In case you are wondering about the differences in specifications between the various Arc models, Intel today has shared the specs of the Arc desktop GPU line-up. A separate image detailing the specifications of the A750 and A770 Limited Edition cards has also been provided.

Bizarrely, however, Intel has listed the entry level Arc A380 as featuring 4 GB memory instead of the 6 GB it actually has. You can see Intel"s own website lists the SKU as a 6 GB model:

It is unlikely that the A380 model has undergone a memory configuration change, given how the card still features 186 GB/s memory (as you can see in the Arc website image above). For the card to suddenly become a 4 GB SKU, the memory interface must either be decreased or increased to 64-bit or 128-bit width, respectively. Either of these will also consecutively affect the memory bandwidth.

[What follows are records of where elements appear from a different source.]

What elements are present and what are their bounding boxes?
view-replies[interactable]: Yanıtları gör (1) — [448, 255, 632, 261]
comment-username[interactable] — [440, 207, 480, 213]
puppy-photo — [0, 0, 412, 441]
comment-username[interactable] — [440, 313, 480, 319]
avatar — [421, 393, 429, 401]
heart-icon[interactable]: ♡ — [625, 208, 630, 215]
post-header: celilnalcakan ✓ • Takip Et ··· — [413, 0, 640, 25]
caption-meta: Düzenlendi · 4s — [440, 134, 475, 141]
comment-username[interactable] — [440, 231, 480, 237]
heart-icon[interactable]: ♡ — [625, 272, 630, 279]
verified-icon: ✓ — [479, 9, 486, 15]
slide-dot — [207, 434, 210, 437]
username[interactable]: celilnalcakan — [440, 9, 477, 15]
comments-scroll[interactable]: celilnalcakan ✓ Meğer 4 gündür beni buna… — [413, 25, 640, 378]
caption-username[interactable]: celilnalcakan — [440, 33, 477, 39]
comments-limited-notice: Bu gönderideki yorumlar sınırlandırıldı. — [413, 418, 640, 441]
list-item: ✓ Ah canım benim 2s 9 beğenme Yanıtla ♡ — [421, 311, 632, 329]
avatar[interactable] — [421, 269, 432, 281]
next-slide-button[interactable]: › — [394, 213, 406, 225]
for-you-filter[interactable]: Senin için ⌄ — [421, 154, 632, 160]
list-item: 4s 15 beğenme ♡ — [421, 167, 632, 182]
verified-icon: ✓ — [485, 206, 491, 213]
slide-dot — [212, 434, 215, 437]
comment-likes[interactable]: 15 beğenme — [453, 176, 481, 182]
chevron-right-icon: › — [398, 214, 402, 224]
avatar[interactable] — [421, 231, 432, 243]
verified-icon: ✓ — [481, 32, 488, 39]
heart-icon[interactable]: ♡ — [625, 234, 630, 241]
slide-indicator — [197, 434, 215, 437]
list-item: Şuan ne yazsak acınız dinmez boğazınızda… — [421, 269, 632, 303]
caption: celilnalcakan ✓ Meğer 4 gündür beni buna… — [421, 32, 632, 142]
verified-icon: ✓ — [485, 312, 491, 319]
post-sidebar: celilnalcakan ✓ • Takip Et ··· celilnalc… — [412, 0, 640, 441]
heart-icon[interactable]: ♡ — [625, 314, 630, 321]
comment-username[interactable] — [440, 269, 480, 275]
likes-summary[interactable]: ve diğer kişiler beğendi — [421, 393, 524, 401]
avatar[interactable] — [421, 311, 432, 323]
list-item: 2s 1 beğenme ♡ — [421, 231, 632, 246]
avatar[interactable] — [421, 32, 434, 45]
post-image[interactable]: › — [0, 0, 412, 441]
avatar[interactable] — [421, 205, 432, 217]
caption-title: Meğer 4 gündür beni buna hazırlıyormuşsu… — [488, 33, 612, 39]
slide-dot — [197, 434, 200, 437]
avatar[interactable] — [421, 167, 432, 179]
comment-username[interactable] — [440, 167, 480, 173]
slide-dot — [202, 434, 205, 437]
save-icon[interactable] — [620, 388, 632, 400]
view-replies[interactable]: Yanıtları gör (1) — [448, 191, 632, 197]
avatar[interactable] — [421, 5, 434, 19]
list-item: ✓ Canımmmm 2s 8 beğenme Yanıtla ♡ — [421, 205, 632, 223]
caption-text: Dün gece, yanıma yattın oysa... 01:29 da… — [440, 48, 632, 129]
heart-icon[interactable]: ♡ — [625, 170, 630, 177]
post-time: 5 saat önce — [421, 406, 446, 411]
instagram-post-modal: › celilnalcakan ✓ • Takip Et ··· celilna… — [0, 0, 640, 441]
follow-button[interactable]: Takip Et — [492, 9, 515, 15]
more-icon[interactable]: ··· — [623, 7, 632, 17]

It is kind of funny as two of Intel"s top execs talk about the specs of Arc without realizing the error. Ironically, at the start of the video, they even go on to say that the Q&A session was meant to clean up any confusion created by previous videos and messages.

Source: Intel


Update: Intel has now published the corrected the memory capacity specifications for Arc A380. It now shows 6GB VRAM on the table image below:

Additionally, the company has also fixed the memory bandwidth numbers (Gigabytes per second) which were presented with "Gbps" previously instead of "GBps".

A new video has also been put up on YouTube showing the corrected specs.